Misconception Reality
"Structured logging is the same as wide events" Structured logging is JSON instead of strings — table stakes. Wide events are a philosophy: one comprehensive event per request with all context attached
"We already use OTel, so we're good" OTel is a delivery mechanism. Most implementations capture bare minimum (span name, duration, status). You must deliberately instrument with business context
"This is just tracing with extra steps" Tracing gives request flow across services. Wide events give context within a service. Ideally, your wide events ARE your trace spans, enriched
"Logs are for debugging, metrics are for dashboards" This distinction is artificial. Wide events power both — query them for debugging, aggregate them for dashboards
"High-cardinality data is expensive and slow" Expensive on legacy logging systems built for low-cardinality string search.
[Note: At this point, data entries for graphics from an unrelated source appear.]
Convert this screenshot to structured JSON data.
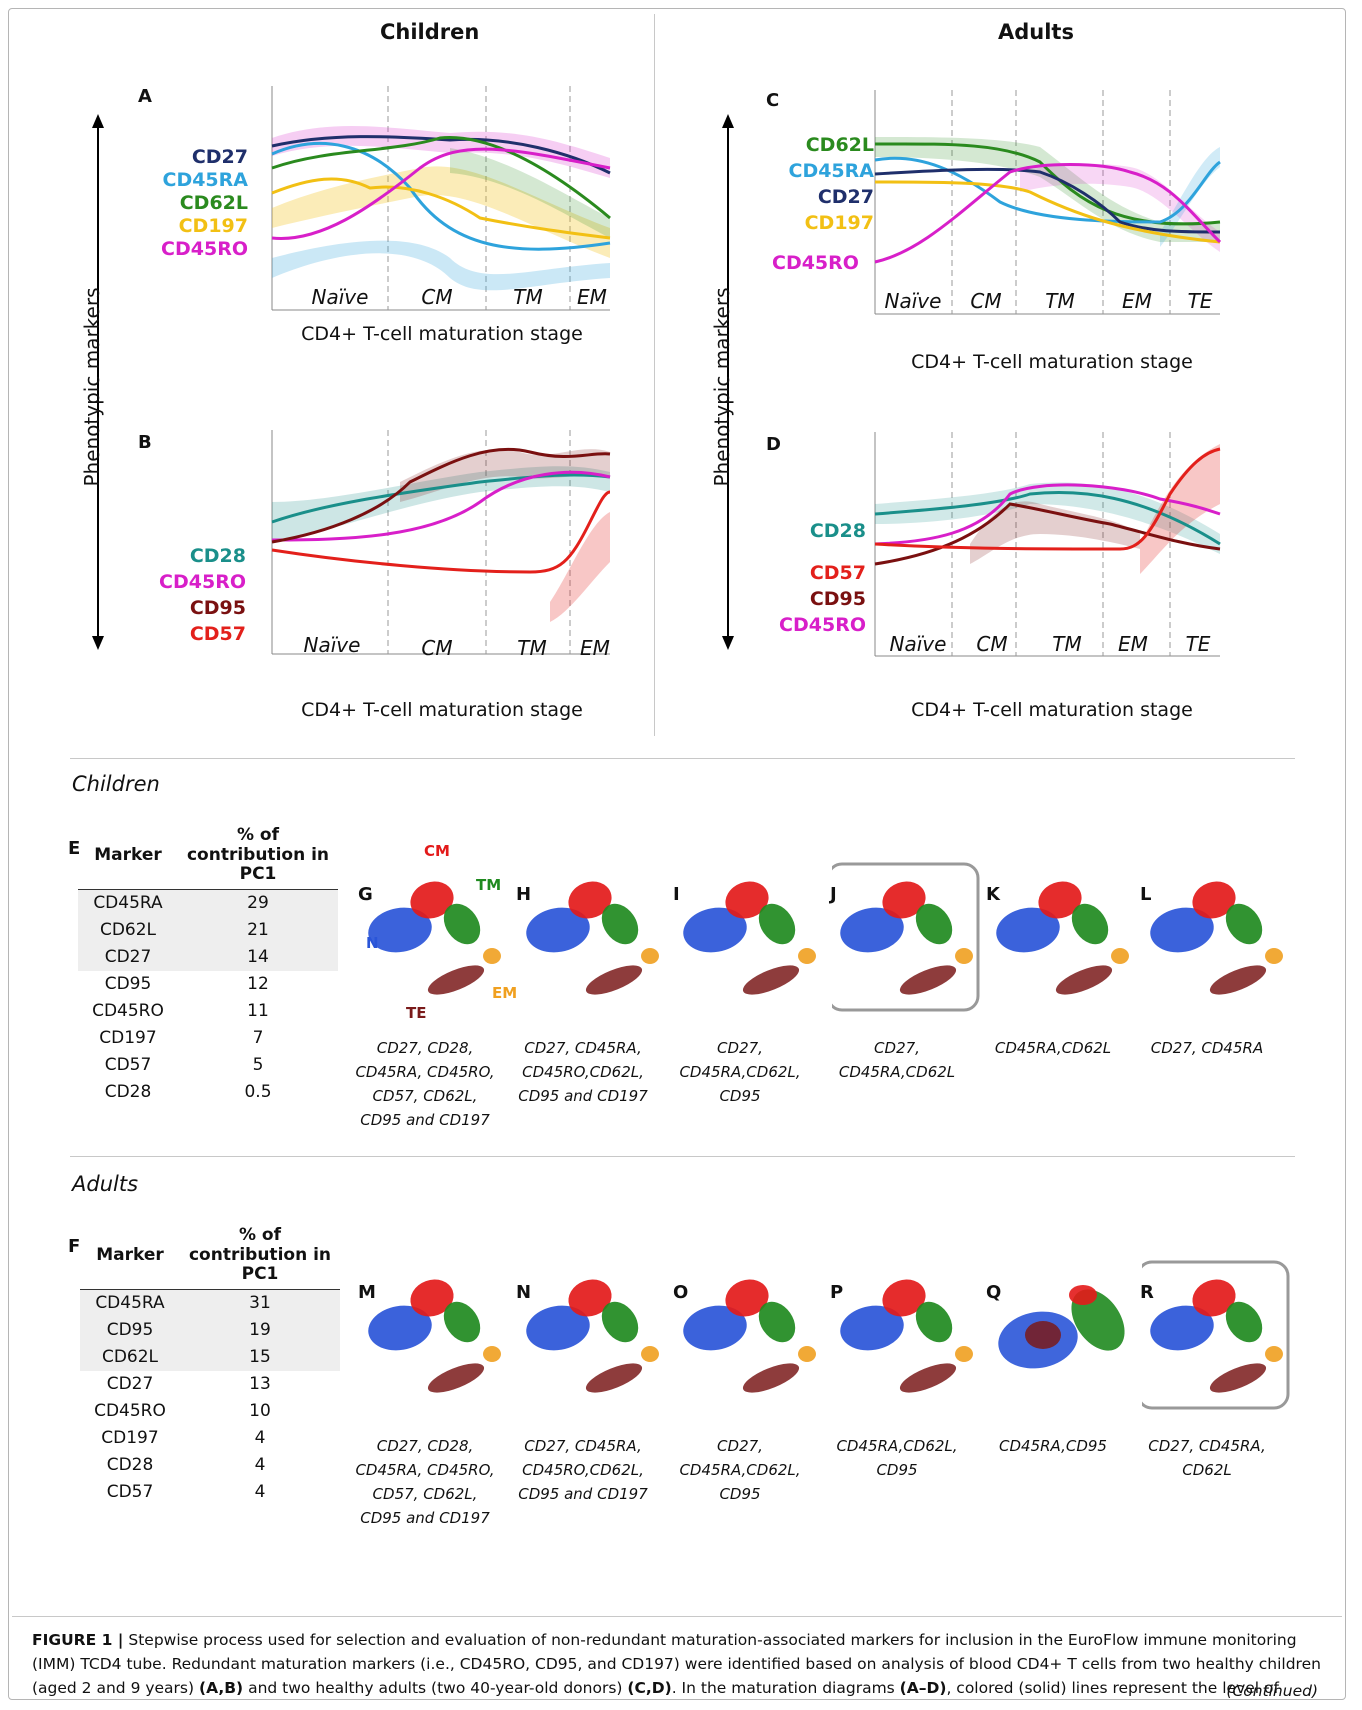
{
  "headers": {
    "children": "Children",
    "adults": "Adults"
  },
  "axis_vertical": "Phenotypic markers",
  "x_axis_title": "CD4+ T-cell maturation stage",
  "panels": {
    "A": {
      "letter": "A",
      "stages": [
        "Naïve",
        "CM",
        "TM",
        "EM"
      ],
      "markers": [
        "CD27",
        "CD45RA",
        "CD62L",
        "CD197",
        "CD45RO"
      ]
    },
    "B": {
      "letter": "B",
      "stages": [
        "Naïve",
        "CM",
        "TM",
        "EM"
      ],
      "markers": [
        "CD28",
        "CD45RO",
        "CD95",
        "CD57"
      ]
    },
    "C": {
      "letter": "C",
      "stages": [
        "Naïve",
        "CM",
        "TM",
        "EM",
        "TE"
      ],
      "markers": [
        "CD62L",
        "CD45RA",
        "CD27",
        "CD197",
        "CD45RO"
      ]
    },
    "D": {
      "letter": "D",
      "stages": [
        "Naïve",
        "CM",
        "TM",
        "EM",
        "TE"
      ],
      "markers": [
        "CD28",
        "CD57",
        "CD95",
        "CD45RO"
      ]
    }
  },
  "sections": {
    "children": "Children",
    "adults": "Adults"
  },
  "table_E": {
    "letter": "E",
    "col_marker": "Marker",
    "col_contrib": "% of contribution in PC1",
    "rows": [
      {
        "marker": "CD45RA",
        "value": "29"
      },
      {
        "marker": "CD62L",
        "value": "21"
      },
      {
        "marker": "CD27",
        "value": "14"
      },
      {
        "marker": "CD95",
        "value": "12"
      },
      {
        "marker": "CD45RO",
        "value": "11"
      },
      {
        "marker": "CD197",
        "value": "7"
      },
      {
        "marker": "CD57",
        "value": "5"
      },
      {
        "marker": "CD28",
        "value": "0.5"
      }
    ]
  },
  "table_F": {
    "letter": "F",
    "col_marker": "Marker",
    "col_contrib": "% of contribution in PC1",
    "rows": [
      {
        "marker": "CD45RA",
        "value": "31"
      },
      {
        "marker": "CD95",
        "value": "19"
      },
      {
        "marker": "CD62L",
        "value": "15"
      },
      {
        "marker": "CD27",
        "value": "13"
      },
      {
        "marker": "CD45RO",
        "value": "10"
      },
      {
        "marker": "CD197",
        "value": "4"
      },
      {
        "marker": "CD28",
        "value": "4"
      },
      {
        "marker": "CD57",
        "value": "4"
      }
    ]
  },
  "population_labels": {
    "cm": "CM",
    "tm": "TM",
    "n": "N",
    "em": "EM",
    "te": "TE"
  },
  "pca_children": [
    {
      "letter": "G",
      "caption": [
        "CD27, CD28,",
        "CD45RA, CD45RO,",
        "CD57, CD62L,",
        "CD95 and CD197"
      ]
    },
    {
      "letter": "H",
      "caption": [
        "CD27, CD45RA,",
        "CD45RO,CD62L,",
        "CD95 and CD197"
      ]
    },
    {
      "letter": "I",
      "caption": [
        "CD27,",
        "CD45RA,CD62L,",
        "CD95"
      ]
    },
    {
      "letter": "J",
      "caption": [
        "CD27,",
        "CD45RA,CD62L"
      ]
    },
    {
      "letter": "K",
      "caption": [
        "CD45RA,CD62L"
      ]
    },
    {
      "letter": "L",
      "caption": [
        "CD27, CD45RA"
      ]
    }
  ],
  "pca_adults": [
    {
      "letter": "M",
      "caption": [
        "CD27, CD28,",
        "CD45RA, CD45RO,",
        "CD57, CD62L,",
        "CD95 and CD197"
      ]
    },
    {
      "letter": "N",
      "caption": [
        "CD27, CD45RA,",
        "CD45RO,CD62L,",
        "CD95 and CD197"
      ]
    },
    {
      "letter": "O",
      "caption": [
        "CD27,",
        "CD45RA,CD62L,",
        "CD95"
      ]
    },
    {
      "letter": "P",
      "caption": [
        "CD45RA,CD62L,",
        "CD95"
      ]
    },
    {
      "letter": "Q",
      "caption": [
        "CD45RA,CD95"
      ]
    },
    {
      "letter": "R",
      "caption": [
        "CD27, CD45RA,",
        "CD62L"
      ]
    }
  ],
  "caption": {
    "prefix": "FIGURE 1 |",
    "body": " Stepwise process used for selection and evaluation of non-redundant maturation-associated markers for inclusion in the EuroFlow immune monitoring (IMM) TCD4 tube. Redundant maturation markers (i.e., CD45RO, CD95, and CD197) were identified based on analysis of blood CD4+ T cells from two healthy children (aged 2 and 9 years) ",
    "ref1": "(A,B)",
    "mid": " and two healthy adults (two 40-year-old donors) ",
    "ref2": "(C,D)",
    "mid2": ". In the maturation diagrams ",
    "ref3": "(A–D)",
    "end": ", colored (solid) lines represent the level of",
    "continued": "(Continued)"
  },
  "colors": {
    "CD27": "#1f2f6b",
    "CD45RA": "#2ea3dc",
    "CD62L": "#2a8a1e",
    "CD197": "#f2c014",
    "CD45RO": "#d81fc9",
    "CD28": "#1a8f8a",
    "CD95": "#7a1010",
    "CD57": "#e3201b",
    "naive": "#2a55d8",
    "cm": "#e31a1a",
    "tm": "#1f8a1f",
    "em": "#f0a020",
    "te": "#7a1a1a"
  }
}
Modern columnar databases (ClickHouse, GreptimeDB) are designed for exactly this
  • Observability — parent domain
  • SigNoz — OpenTelemetry-native platform on ClickHouse
  • OpenObserve — Parquet + S3 unified platform
  • LGTM Stack — traditional three-pillar stack (the "1.0" approach)
  • Coroot — eBPF-based auto-instrumentation

Sources

Questions

  • How do organizations migrate incrementally from 1.0 to 2.0 without a "big bang" rewrite of their observability stack?
  • At what scale does tail sampling accuracy become a concern — can 1% sampling reliably represent the full request distribution?
  • Will O11y 2.0 databases (GreptimeDB, ClickHouse) converge on a common query interface, or will PromQL/SQL/TraceQL fragmentation persist?
  • How does O11y 2.0 interact with AI-powered root cause analysis — does the richer event context make LLM-based debugging significantly more effective?
  • What is the real-world storage cost comparison between a three-pillar stack and a unified wide-event store at 100K events/sec?